Nicolás Maduro has continued where Chavez left off, further centralizing power turning Venezuela into an effective authoritarian and pariah state under the pretense of elections.

David Smilde, a Venezuela expert at Tulane University, links the economic crisis with the political disfunction:

The economy has been in free fall for the past three years, due to macroeconomic distortions, corruption and contraband grinding the population into misery….

With Maduro’s undermining of democracy, people no longer have the option to vote his government out. So they are effectively voting with their feet by leaving.

The Trump Administration reportedly considered sponsorship of a coup before setting aside the plan because of an an apparent lack of confidence in the plotters. Jorge Castañeda, the former Foreign Minister of Mexico, suggests the alternative — given the absence of an electoral or institutional solution — of pressure via oil. Since more than 90% of Venezuela’s hard currency and exports are still destined for the US Gulf Coast, where refineries process Caracas’s heavy crude, Castañeda advocates oil sanctions in the hope of changing the government’s course.

But David Smilde believes external pressure alone is unlikely to lead to change: he says a combination of internal pressure from organised opposition and diplomatic engagement is required. Barry Cannon, a Latin America specialist at Maynooth University, warns:

My main worry at the moment is that with the arrival of the far-right reactionary Jair Bolsonaro in the presidency in Brazil and of Ivan Duque (a surrogate of former conservative president Alvaro Uribe) as president of Colombia, and with Trump in the White House, the stage may be set for a military intervention in Venezuela.

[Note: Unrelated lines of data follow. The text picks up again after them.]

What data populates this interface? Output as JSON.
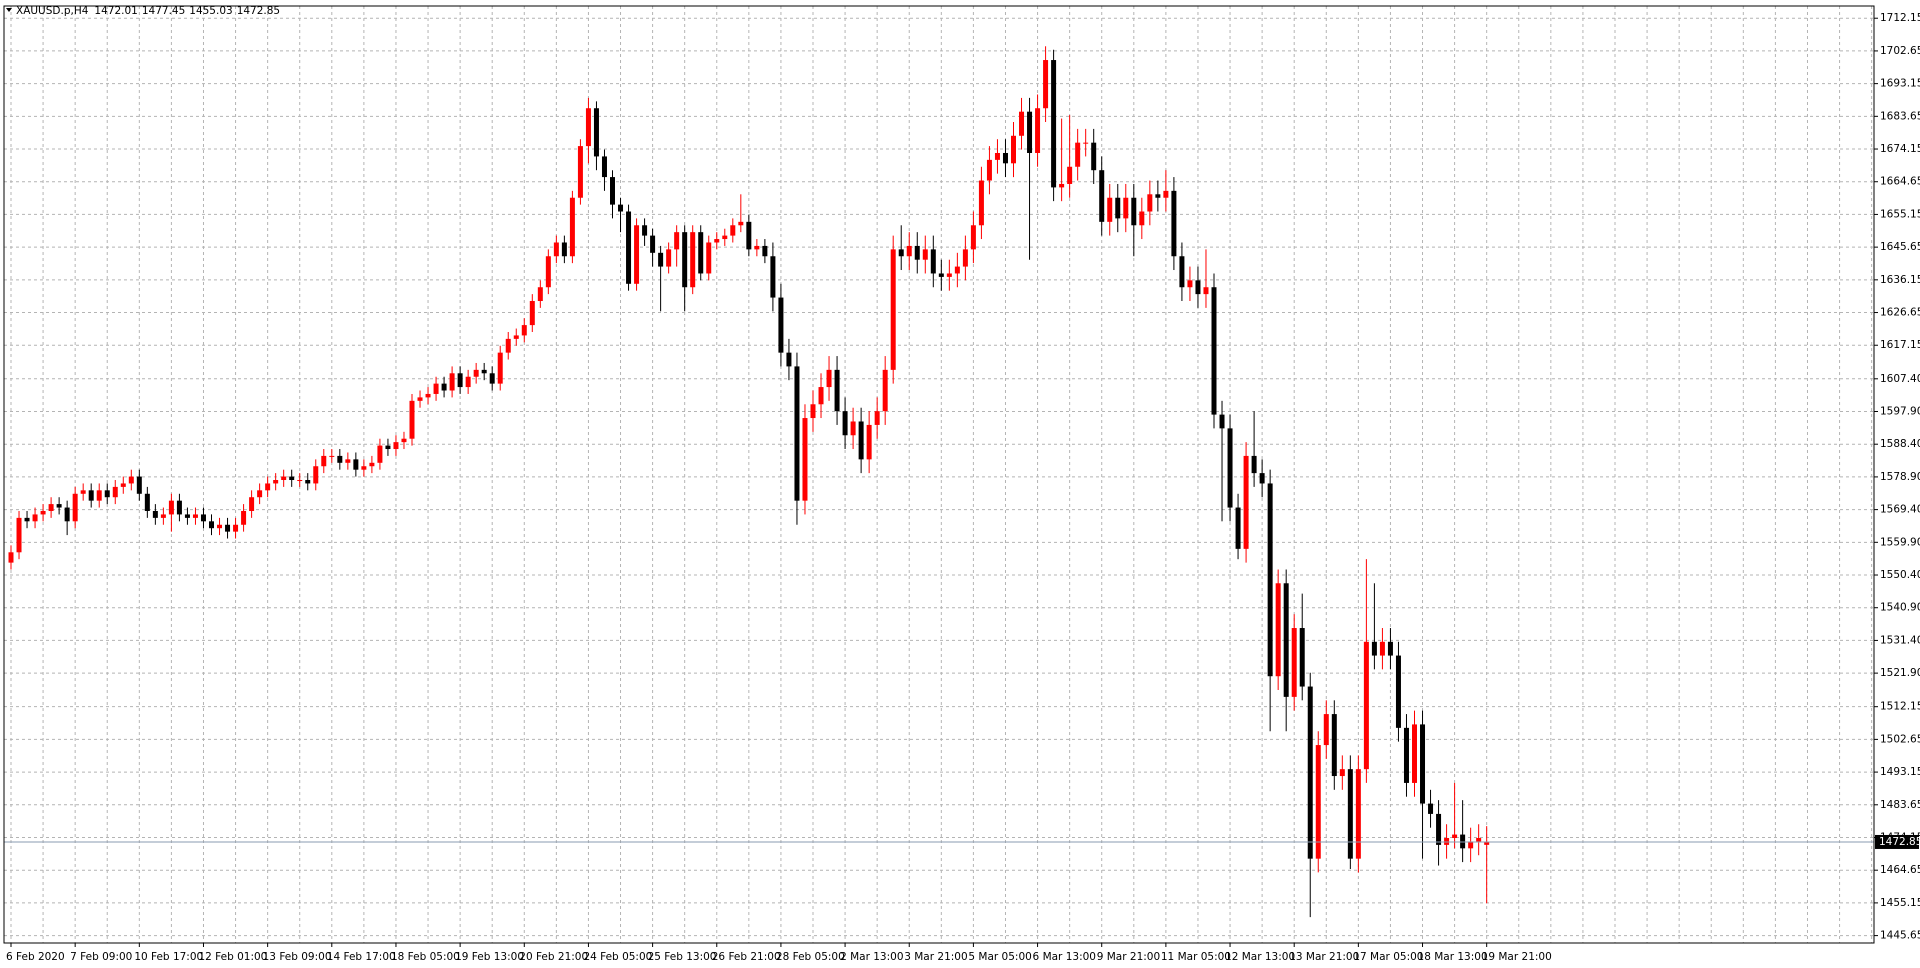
{
  "chart_data": {
    "type": "candlestick",
    "title": "XAUUSD.p,H4",
    "categories": [
      "6 Feb 2020",
      null,
      null,
      null,
      null,
      null,
      null,
      null,
      "7 Feb 09:00",
      null,
      null,
      null,
      null,
      null,
      null,
      null,
      "10 Feb 17:00",
      null,
      null,
      null,
      null,
      null,
      null,
      null,
      "12 Feb 01:00",
      null,
      null,
      null,
      null,
      null,
      null,
      null,
      "13 Feb 09:00",
      null,
      null,
      null,
      null,
      null,
      null,
      null,
      "14 Feb 17:00",
      null,
      null,
      null,
      null,
      null,
      null,
      null,
      "18 Feb 05:00",
      null,
      null,
      null,
      null,
      null,
      null,
      null,
      "19 Feb 13:00",
      null,
      null,
      null,
      null,
      null,
      null,
      null,
      "20 Feb 21:00",
      null,
      null,
      null,
      null,
      null,
      null,
      null,
      "24 Feb 05:00",
      null,
      null,
      null,
      null,
      null,
      null,
      null,
      "25 Feb 13:00",
      null,
      null,
      null,
      null,
      null,
      null,
      null,
      "26 Feb 21:00",
      null,
      null,
      null,
      null,
      null,
      null,
      null,
      "28 Feb 05:00",
      null,
      null,
      null,
      null,
      null,
      null,
      null,
      "2 Mar 13:00",
      null,
      null,
      null,
      null,
      null,
      null,
      null,
      "3 Mar 21:00",
      null,
      null,
      null,
      null,
      null,
      null,
      null,
      "5 Mar 05:00",
      null,
      null,
      null,
      null,
      null,
      null,
      null,
      "6 Mar 13:00",
      null,
      null,
      null,
      null,
      null,
      null,
      null,
      "9 Mar 21:00",
      null,
      null,
      null,
      null,
      null,
      null,
      null,
      "11 Mar 05:00",
      null,
      null,
      null,
      null,
      null,
      null,
      null,
      "12 Mar 13:00",
      null,
      null,
      null,
      null,
      null,
      null,
      null,
      "13 Mar 21:00",
      null,
      null,
      null,
      null,
      null,
      null,
      null,
      "17 Mar 05:00",
      null,
      null,
      null,
      null,
      null,
      null,
      null,
      "18 Mar 13:00",
      null,
      null,
      null,
      null,
      null,
      null,
      null,
      "19 Mar 21:00"
    ],
    "open": [
      1554,
      1557,
      1567,
      1566,
      1568,
      1569,
      1571,
      1570,
      1566,
      1574,
      1575,
      1572,
      1575,
      1573,
      1576,
      1577,
      1579,
      1574,
      1569,
      1567,
      1568,
      1572,
      1568,
      1567,
      1568,
      1566,
      1564,
      1565,
      1563,
      1565,
      1569,
      1573,
      1575,
      1577,
      1578,
      1579,
      1578,
      1578,
      1577,
      1582,
      1585,
      1585,
      1583,
      1584,
      1581,
      1582,
      1583,
      1588,
      1587,
      1589,
      1590,
      1601,
      1602,
      1603,
      1606,
      1604,
      1609,
      1605,
      1608,
      1610,
      1609,
      1606,
      1615,
      1619,
      1620,
      1623,
      1630,
      1634,
      1643,
      1647,
      1643,
      1660,
      1675,
      1686,
      1672,
      1666,
      1658,
      1656,
      1635,
      1652,
      1649,
      1644,
      1640,
      1645,
      1650,
      1634,
      1650,
      1638,
      1647,
      1648,
      1649,
      1652,
      1653,
      1645,
      1646,
      1643,
      1631,
      1615,
      1611,
      1572,
      1596,
      1600,
      1605,
      1610,
      1598,
      1591,
      1595,
      1584,
      1594,
      1598,
      1610,
      1645,
      1643,
      1646,
      1642,
      1645,
      1638,
      1637,
      1638,
      1640,
      1645,
      1652,
      1665,
      1671,
      1673,
      1670,
      1678,
      1685,
      1673,
      1686,
      1700,
      1663,
      1664,
      1669,
      1676,
      1676,
      1668,
      1653,
      1660,
      1654,
      1660,
      1652,
      1656,
      1661,
      1660,
      1662,
      1643,
      1634,
      1636,
      1632,
      1634,
      1597,
      1593,
      1570,
      1558,
      1585,
      1580,
      1577,
      1521,
      1548,
      1515,
      1535,
      1518,
      1468,
      1501,
      1510,
      1492,
      1494,
      1468,
      1494,
      1531,
      1527,
      1531,
      1527,
      1506,
      1490,
      1507,
      1484,
      1481,
      1472,
      1474,
      1475,
      1471,
      1473,
      1472.01
    ],
    "high": [
      1559,
      1569,
      1569,
      1570,
      1571,
      1573,
      1573,
      1572,
      1576,
      1577,
      1577,
      1577,
      1577,
      1578,
      1579,
      1581,
      1581,
      1576,
      1571,
      1570,
      1574,
      1574,
      1570,
      1570,
      1570,
      1568,
      1567,
      1567,
      1567,
      1571,
      1575,
      1577,
      1579,
      1580,
      1581,
      1581,
      1580,
      1580,
      1584,
      1587,
      1587,
      1587,
      1586,
      1586,
      1584,
      1585,
      1590,
      1590,
      1591,
      1592,
      1603,
      1604,
      1605,
      1608,
      1608,
      1611,
      1611,
      1610,
      1612,
      1612,
      1611,
      1617,
      1621,
      1622,
      1625,
      1632,
      1636,
      1645,
      1649,
      1649,
      1662,
      1677,
      1689,
      1688,
      1674,
      1668,
      1660,
      1658,
      1654,
      1654,
      1651,
      1646,
      1647,
      1652,
      1652,
      1652,
      1652,
      1649,
      1650,
      1651,
      1654,
      1661,
      1655,
      1648,
      1648,
      1647,
      1635,
      1619,
      1615,
      1600,
      1604,
      1609,
      1614,
      1614,
      1602,
      1599,
      1599,
      1598,
      1602,
      1614,
      1649,
      1652,
      1650,
      1650,
      1649,
      1649,
      1642,
      1642,
      1644,
      1649,
      1656,
      1669,
      1675,
      1677,
      1677,
      1682,
      1689,
      1689,
      1690,
      1704,
      1703,
      1683,
      1684,
      1680,
      1680,
      1680,
      1672,
      1664,
      1664,
      1664,
      1664,
      1660,
      1665,
      1665,
      1668,
      1666,
      1647,
      1640,
      1640,
      1645,
      1638,
      1601,
      1597,
      1574,
      1589,
      1598,
      1584,
      1581,
      1552,
      1552,
      1539,
      1545,
      1522,
      1505,
      1514,
      1514,
      1498,
      1498,
      1498,
      1555,
      1548,
      1535,
      1535,
      1531,
      1510,
      1511,
      1511,
      1488,
      1485,
      1478,
      1490,
      1485,
      1477,
      1478,
      1477.45
    ],
    "low": [
      1552,
      1555,
      1564,
      1564,
      1566,
      1567,
      1568,
      1562,
      1564,
      1572,
      1570,
      1570,
      1571,
      1571,
      1574,
      1575,
      1572,
      1567,
      1565,
      1565,
      1563,
      1566,
      1565,
      1565,
      1564,
      1562,
      1562,
      1561,
      1561,
      1563,
      1567,
      1571,
      1573,
      1575,
      1576,
      1576,
      1576,
      1575,
      1575,
      1580,
      1583,
      1581,
      1581,
      1579,
      1579,
      1580,
      1581,
      1585,
      1585,
      1587,
      1588,
      1599,
      1600,
      1601,
      1602,
      1602,
      1603,
      1603,
      1606,
      1607,
      1604,
      1604,
      1613,
      1617,
      1618,
      1621,
      1628,
      1632,
      1641,
      1641,
      1641,
      1658,
      1670,
      1668,
      1662,
      1654,
      1650,
      1633,
      1633,
      1646,
      1640,
      1627,
      1638,
      1640,
      1627,
      1632,
      1636,
      1636,
      1645,
      1646,
      1647,
      1650,
      1643,
      1643,
      1641,
      1627,
      1611,
      1607,
      1565,
      1568,
      1592,
      1596,
      1601,
      1594,
      1587,
      1587,
      1580,
      1580,
      1590,
      1594,
      1606,
      1639,
      1639,
      1638,
      1638,
      1634,
      1633,
      1633,
      1634,
      1636,
      1641,
      1648,
      1661,
      1667,
      1666,
      1666,
      1674,
      1642,
      1669,
      1682,
      1659,
      1659,
      1660,
      1665,
      1672,
      1664,
      1649,
      1649,
      1650,
      1650,
      1643,
      1648,
      1652,
      1656,
      1656,
      1639,
      1630,
      1630,
      1628,
      1628,
      1593,
      1566,
      1566,
      1555,
      1554,
      1576,
      1573,
      1505,
      1517,
      1505,
      1511,
      1514,
      1451,
      1464,
      1497,
      1488,
      1488,
      1465,
      1464,
      1490,
      1523,
      1523,
      1523,
      1502,
      1486,
      1486,
      1468,
      1477,
      1466,
      1468,
      1471,
      1467,
      1467,
      1469,
      1455.03
    ],
    "close": [
      1557,
      1567,
      1566,
      1568,
      1569,
      1571,
      1570,
      1566,
      1574,
      1575,
      1572,
      1575,
      1573,
      1576,
      1577,
      1579,
      1574,
      1569,
      1567,
      1568,
      1572,
      1568,
      1567,
      1568,
      1566,
      1564,
      1565,
      1563,
      1565,
      1569,
      1573,
      1575,
      1577,
      1578,
      1579,
      1578,
      1578,
      1577,
      1582,
      1585,
      1585,
      1583,
      1584,
      1581,
      1582,
      1583,
      1588,
      1587,
      1589,
      1590,
      1601,
      1602,
      1603,
      1606,
      1604,
      1609,
      1605,
      1608,
      1610,
      1609,
      1606,
      1615,
      1619,
      1620,
      1623,
      1630,
      1634,
      1643,
      1647,
      1643,
      1660,
      1675,
      1686,
      1672,
      1666,
      1658,
      1656,
      1635,
      1652,
      1649,
      1644,
      1640,
      1645,
      1650,
      1634,
      1650,
      1638,
      1647,
      1648,
      1649,
      1652,
      1653,
      1645,
      1646,
      1643,
      1631,
      1615,
      1611,
      1572,
      1596,
      1600,
      1605,
      1610,
      1598,
      1591,
      1595,
      1584,
      1594,
      1598,
      1610,
      1645,
      1643,
      1646,
      1642,
      1645,
      1638,
      1637,
      1638,
      1640,
      1645,
      1652,
      1665,
      1671,
      1673,
      1670,
      1678,
      1685,
      1673,
      1686,
      1700,
      1663,
      1664,
      1669,
      1676,
      1676,
      1668,
      1653,
      1660,
      1654,
      1660,
      1652,
      1656,
      1661,
      1660,
      1662,
      1643,
      1634,
      1636,
      1632,
      1634,
      1597,
      1593,
      1570,
      1558,
      1585,
      1580,
      1577,
      1521,
      1548,
      1515,
      1535,
      1518,
      1468,
      1501,
      1510,
      1492,
      1494,
      1468,
      1494,
      1531,
      1527,
      1531,
      1527,
      1506,
      1490,
      1507,
      1484,
      1481,
      1472,
      1474,
      1475,
      1471,
      1473,
      1474,
      1472.85
    ],
    "up_color": "#ff0000",
    "down_color": "#000000",
    "ylim": [
      1443.5,
      1715.7
    ],
    "yticks": [
      1445.65,
      1455.15,
      1464.65,
      1474.15,
      1483.65,
      1493.15,
      1502.65,
      1512.15,
      {
        "value": 1521.9,
        "label": "1521.90"
      },
      {
        "value": 1531.4,
        "label": "1531.40"
      },
      {
        "value": 1540.9,
        "label": "1540.90"
      },
      {
        "value": 1550.4,
        "label": "1550.40"
      },
      {
        "value": 1559.9,
        "label": "1559.90"
      },
      {
        "value": 1569.4,
        "label": "1569.40"
      },
      {
        "value": 1578.9,
        "label": "1578.90"
      },
      {
        "value": 1588.4,
        "label": "1588.40"
      },
      {
        "value": 1597.9,
        "label": "1597.90"
      },
      {
        "value": 1607.4,
        "label": "1607.40"
      },
      1617.15,
      1626.65,
      1636.15,
      1645.65,
      1655.15,
      1664.65,
      1674.15,
      1683.65,
      1693.15,
      1702.65,
      1712.15
    ],
    "grid": true
  }
}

The mismanagement, myopia and vanity of Chavez and his successor Maduro has turned what was once a success story into a basket case, causing enormous damage to the cause of socialism both regionally and internationally. Many on the political right in the West have portrayed Venezuela’s experiment both as a failure of socialism and as a victory for neo-liberal economics. In Britain, the press and politicians have used Venezuela’s predicament to undermine the leader of the opposition Labour Party, Jeremy Corbyn. With Cuba’s economy also faltering, the failure of “Chavismo” is not a good look for international socialism, endangering its future.

Meanwhile in Venezuela, people — at least those who remain — look to survive each day.